Segundo o estudo, a temperatura máxima média do país subirá 1,7°C, com aquecimento que pode chegar a 7°C em algumas regiões. O recorte regional do levantamento aponta a Região Norte como a mais exposta em 2075, com aumento médio de 2,8°C na temperatura máxima e projeção de 193 dias de calor extremo por ano. Rondônia lidera o ranking estadual, com alta projetada de 3,95°C.
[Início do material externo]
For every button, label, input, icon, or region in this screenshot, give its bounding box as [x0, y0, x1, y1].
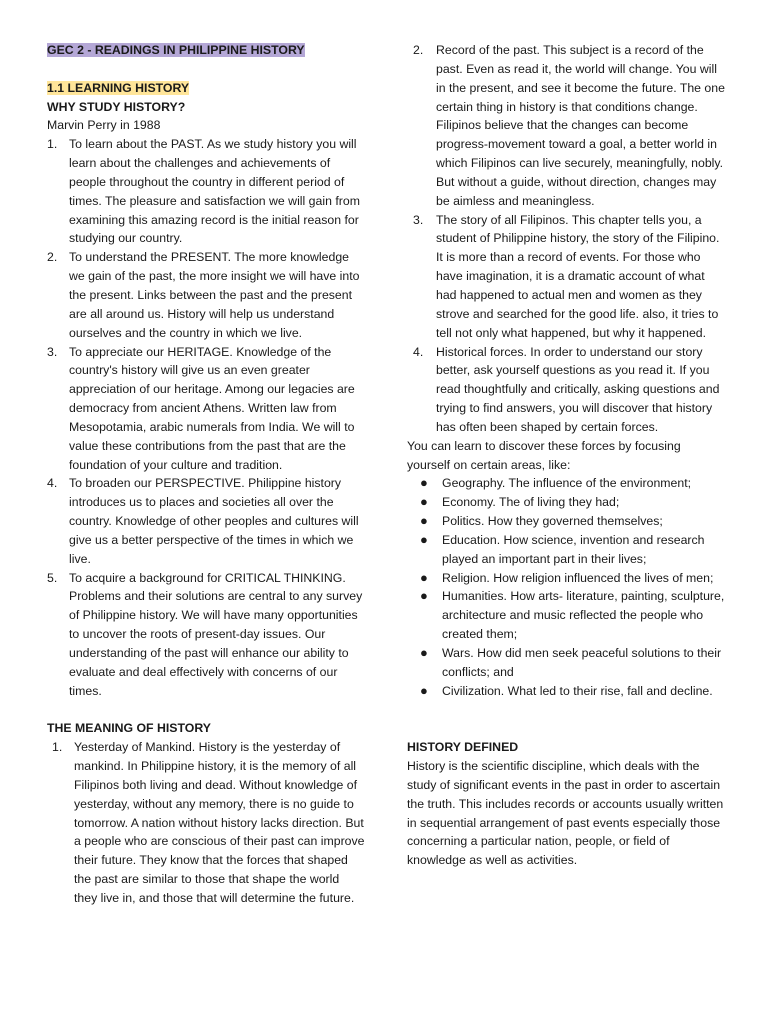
- list-item: ● Wars. How did men seek peaceful solutions to their conflicts; and: [420, 645, 722, 679]
- why-study-heading: WHY STUDY HISTORY?: [47, 99, 186, 114]
- left-column: [47, 41, 365, 908]
- list-item: ● Geography. The influence of the environment;: [407, 474, 725, 493]
- forces-intro: You can learn to discover these forces by focusing yourself on certain areas, like:: [407, 438, 681, 472]
- list-item: ● Civilization. What led to their rise, fall and decline.: [407, 682, 725, 701]
- bullet-icon: ●: [420, 513, 428, 529]
- list-item: 1. To learn about the PAST. As we study history you will learn about the challenges and achievements of people throughout the country in different period of times. The pleasure and satisfaction we will gain from examining this amazing record is the initial reason for studying our country.: [47, 137, 360, 246]
- list-item: ● Economy. The of living they had;: [407, 493, 725, 512]
- list-item: 3. To appreciate our HERITAGE. Knowledge of the country's history will give us an even greater appreciation of our heritage. Among our legacies are democracy from ancient Athens. Written law from Mesopotamia, arabic numerals from India. We will to value these contributions from the past that are the foundation of your culture and tradition.: [47, 344, 355, 472]
- list-item: 4. Historical forces. In order to understand our story better, ask yourself questions as you read it. If you read thoughtfully and critically, asking questions and trying to find answers, you will discover that history has often been shaped by certain forces.: [413, 344, 720, 434]
- bullet-icon: ●: [420, 588, 428, 604]
- section-heading: 1.1 LEARNING HISTORY: [47, 80, 190, 95]
- list-item: 2. Record of the past. This subject is a record of the past. Even as read it, the world will change. You will in the present, and see it become the future. The one certain thing in history is that conditions change. Filipinos believe that the changes can become progress-movement toward a goal, a better world in which Filipinos can live securely, meaningfully, nobly. But without a guide, without direction, changes may be aimless and meaningless.: [413, 43, 725, 208]
- list-item: 1. Yesterday of Mankind. History is the yesterday of mankind. In Philippine history, it is the memory of all Filipinos both living and dead. Without knowledge of yesterday, without any memory, there is no guide to tomorrow. A nation without history lacks direction. But a people who are conscious of their past can improve their future. They know that the forces that shaped the past are similar to those that shape the world they live in, and those that will determine the future.: [52, 740, 365, 905]
- why-study-list: [47, 135, 365, 700]
- bullet-icon: ●: [420, 531, 428, 547]
- right-column: [407, 41, 725, 870]
- list-item: 5. To acquire a background for CRITICAL THINKING. Problems and their solutions are central to any survey of Philippine history. We will have many opportunities to uncover the roots of present-day issues. Our understanding of the past will enhance our ability to evaluate and deal effectively with concerns of our times.: [47, 570, 363, 698]
- history-defined-text: History is the scientific discipline, which deals with the study of significant events in the past in order to ascertain the truth. This includes records or accounts usually written in sequential arrangement of past events especially those concerning a particular nation, people, or field of knowledge as well as activities.: [407, 759, 724, 868]
- forces-list: [407, 474, 725, 700]
- list-item: ● Education. How science, invention and research played an important part in their lives;: [420, 531, 705, 566]
- history-defined-heading: HISTORY DEFINED: [407, 740, 519, 755]
- bullet-icon: ●: [420, 645, 428, 660]
- list-item: ● Politics. How they governed themselves;: [407, 512, 725, 531]
- meaning-list-part2: [407, 41, 725, 437]
- bullet-icon: ●: [420, 475, 428, 491]
- author-line: Marvin Perry in 1988: [47, 118, 161, 133]
- bullet-icon: ●: [420, 569, 428, 585]
- meaning-heading: THE MEANING OF HISTORY: [47, 721, 211, 736]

Centro-Oeste aparece em seguida, com aumento projetado de 2°C e salto de 5 para 107 dias de calor extremo por ano. No Sul, onde o aquecimento médio é mais contido (1,1°C), os dias de calor extremo passam de 4 para 38 por ano. Acre e Roraima vêm logo atrás de Rondônia no ranking estadual, com aumentos projetados de 3,36°C e 3,16°C, respectivamente. Roraima pode chegar a 250 dias de calor extremo por ano até 2075 — cerca de dois terços do ano sob essa condição.

Mateus Lima, diretor presidente da i4sea, afirma que o calor deixará de ser um evento sazonal para se tornar uma variável permanente do plano de negócios. “Nosso papel é entregar ao tomador de decisão um cenário climático tão claro quanto qualquer outro indicador de planejamento estratégico, como receita, câmbio e mão de obra. Quem incorpora isso agora ganha tempo para adaptar infraestrutura, processos e proteger as pessoas que fazem a operação acontecer”, diz Lima.